Question

The energy of the third orbit of \( {Li}^{2+} \) ion (in J) is:

• A. \( -2.18 \times 10^{-18} \, {J} \)
• B. \( -6.54 \times 10^{-18} \, {J} \)
• C. \( -7.3 \times 10^{-19} \, {J} \)
• D. \( +2.18 \times 10^{-18} \, {J} \)

Hint:

For hydrogen-like ions, use the formula \( E_n = - \dfrac{13.6 \, {eV}}{n^2} \times Z^2 \) to find the energy at different orbit levels.

Answer 1

The Correct Option is A

The energy of an electron in the \( n^{th} \) orbit of a hydrogen-like atom (or ion) is given by the formula: \[ E_n = - \dfrac{13.6 \, {eV}}{n^2} \] where \( n \) is the principal quantum number.
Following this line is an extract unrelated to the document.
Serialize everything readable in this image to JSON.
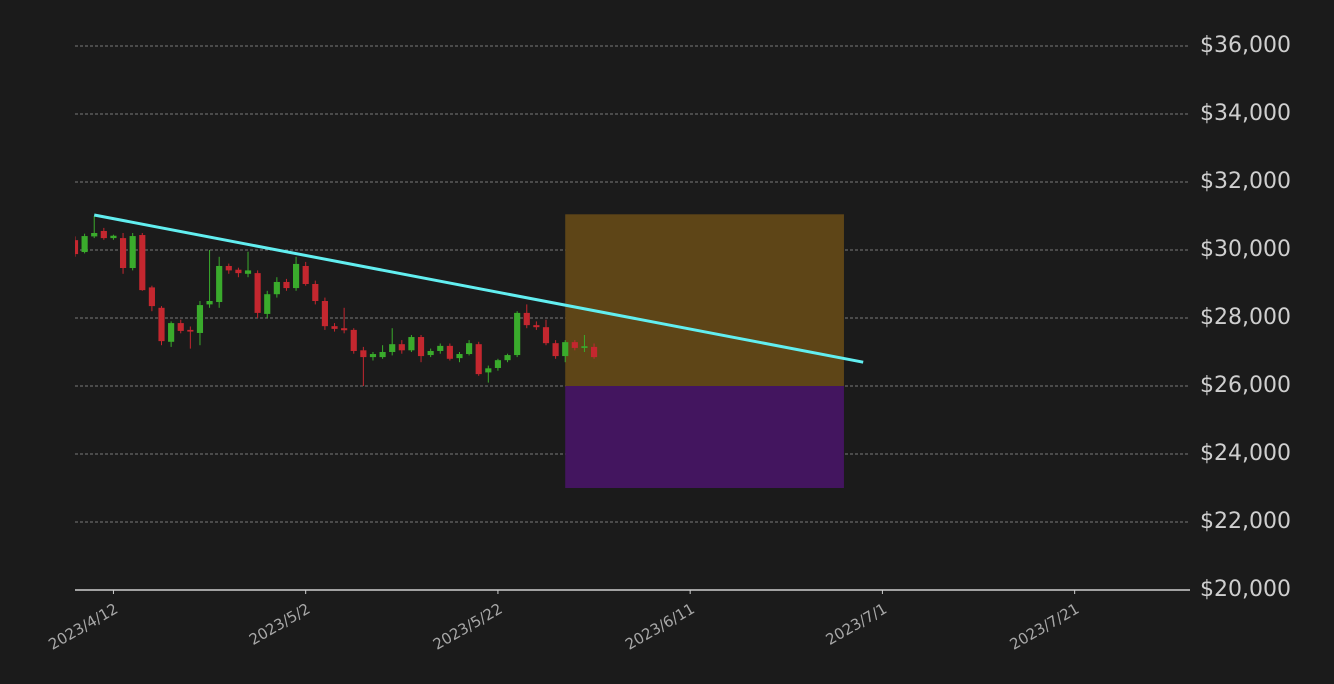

For \( {Li}^{2+} \), the energy is given by: \[ E_n = - \dfrac{13.6 \, {eV}}{n^2} \times Z^2 \] where \( Z \) is the atomic number of \( {Li}^{2+} \), which is \( Z = 3 \). So, for the third orbit (\( n = 3 \)): \[ E_3 = - \dfrac{13.6 \times 3^2}{3^2} = - \dfrac{13.6}{9} \] This gives: \[ E_3 = - 1.51 \, {eV}. \] To convert this to joules, we multiply by \( 1.6 \times 10^{-19} \) (since \( 1 \, {eV} = 1.6 \times 10^{-19} \, {J} \)): \[ E_3 = - 1.51 \times 1.6 \times 10^{-19} \, {J} = - 2.18 \times 10^{-18} \, {J}. \] Thus, the energy of the third orbit of \( {Li}^{2+} \) ion is \( -2.18 \times 10^{-18} \, {J} \).